Born to a Jewish family in the Ukraine (then part of the Russian Empire), Lemlich migrated to the U.S. in 1903, found work in the garment industry, and soon became active in the International Ladies’ Garment Workers Union. The 1909 strike led to reforms, but the Triangle Shirtwaist Factory was a hold-out, and refused to implement safety improvements.
The fire that took 146 lives on March 25, 1911 was seen across the country as a tragedy that could have been avoided, and it sparked a movement that pushed politicians to accept a new notion about the responsibilities of government. Lemlich continued to be active in the labor movement until she was pushed out for her leftist politics. She continued to work for women’s suffrage, led a boycott of butcher shops to protest meat prices, campaigned for unemployment relief, and fought for tenants’ rights.

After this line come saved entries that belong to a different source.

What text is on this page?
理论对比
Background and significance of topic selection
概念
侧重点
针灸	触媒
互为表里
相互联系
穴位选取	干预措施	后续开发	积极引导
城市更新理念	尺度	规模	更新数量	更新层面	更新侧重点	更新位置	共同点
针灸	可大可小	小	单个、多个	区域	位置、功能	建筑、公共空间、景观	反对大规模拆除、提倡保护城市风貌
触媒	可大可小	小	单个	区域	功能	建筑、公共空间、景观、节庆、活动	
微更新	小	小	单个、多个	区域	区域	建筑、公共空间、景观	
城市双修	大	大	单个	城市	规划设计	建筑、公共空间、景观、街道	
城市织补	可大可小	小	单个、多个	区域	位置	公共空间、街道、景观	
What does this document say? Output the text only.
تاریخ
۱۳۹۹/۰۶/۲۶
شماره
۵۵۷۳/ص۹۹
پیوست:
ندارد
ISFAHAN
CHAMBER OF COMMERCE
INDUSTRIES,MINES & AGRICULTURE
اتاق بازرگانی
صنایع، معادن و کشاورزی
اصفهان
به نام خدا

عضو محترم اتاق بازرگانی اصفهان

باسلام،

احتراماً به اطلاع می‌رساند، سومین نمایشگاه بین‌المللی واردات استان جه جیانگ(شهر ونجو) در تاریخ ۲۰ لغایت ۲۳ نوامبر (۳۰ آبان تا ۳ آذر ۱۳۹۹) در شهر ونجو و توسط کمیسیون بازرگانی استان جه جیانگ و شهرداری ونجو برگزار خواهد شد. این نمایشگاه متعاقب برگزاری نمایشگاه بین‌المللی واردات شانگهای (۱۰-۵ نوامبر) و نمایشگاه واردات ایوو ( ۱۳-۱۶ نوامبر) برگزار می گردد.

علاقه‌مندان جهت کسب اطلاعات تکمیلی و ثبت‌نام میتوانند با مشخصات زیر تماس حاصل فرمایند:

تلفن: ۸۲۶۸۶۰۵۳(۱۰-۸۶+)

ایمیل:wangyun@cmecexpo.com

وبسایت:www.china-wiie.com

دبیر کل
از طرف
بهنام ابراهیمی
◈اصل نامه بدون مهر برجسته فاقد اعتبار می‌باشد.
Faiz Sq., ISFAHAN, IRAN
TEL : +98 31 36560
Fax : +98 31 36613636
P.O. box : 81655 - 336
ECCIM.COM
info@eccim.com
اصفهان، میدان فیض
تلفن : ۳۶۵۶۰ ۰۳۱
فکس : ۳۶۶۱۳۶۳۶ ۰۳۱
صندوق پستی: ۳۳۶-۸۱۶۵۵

One hundred and twelve years later we are proud to honor her legacy and to honor those who follow proudly in her footsteps.
About LaborArts
LaborArts presents powerful images to further understanding of the past and present lives of working people. We gather, identify and display images of these cultural artifacts in order to encourage more people in this country and around the world to appreciate the history of work and working people. The labor movement is a critical part of the story – although not the whole story.
About the Remember the Triangle Fire Coalition
The Remember the Triangle Fire Coalition educates the public about the 1911 Triangle Shirtwaist Factory fire through its on-going arts projects, educational outreach, and social media sites. The Coalition works with Workers United, the New York City Central Labor Council, the FDNY, New York University, and various community groups to plan and implement the annual remembrance activities on the anniversary of the fire each March 25. Throughout the year, the Coalition offers programming to raise public awareness about the fire and explore its continuing relevance for worker rights and workplace safety.
About The New York Society for Ethical Culture
The New York Society for Ethical Culture is a Humanist community dedicated to ethical relationships, social justice, and democracy since 1876. The Society’s members put deed before creed and ethics into action to educate, advocate, and organize to end racism, poverty, and war; abolish the death penalty and mass incarceration; welcome refugees and immigrants; fight climate change and pollution; and more.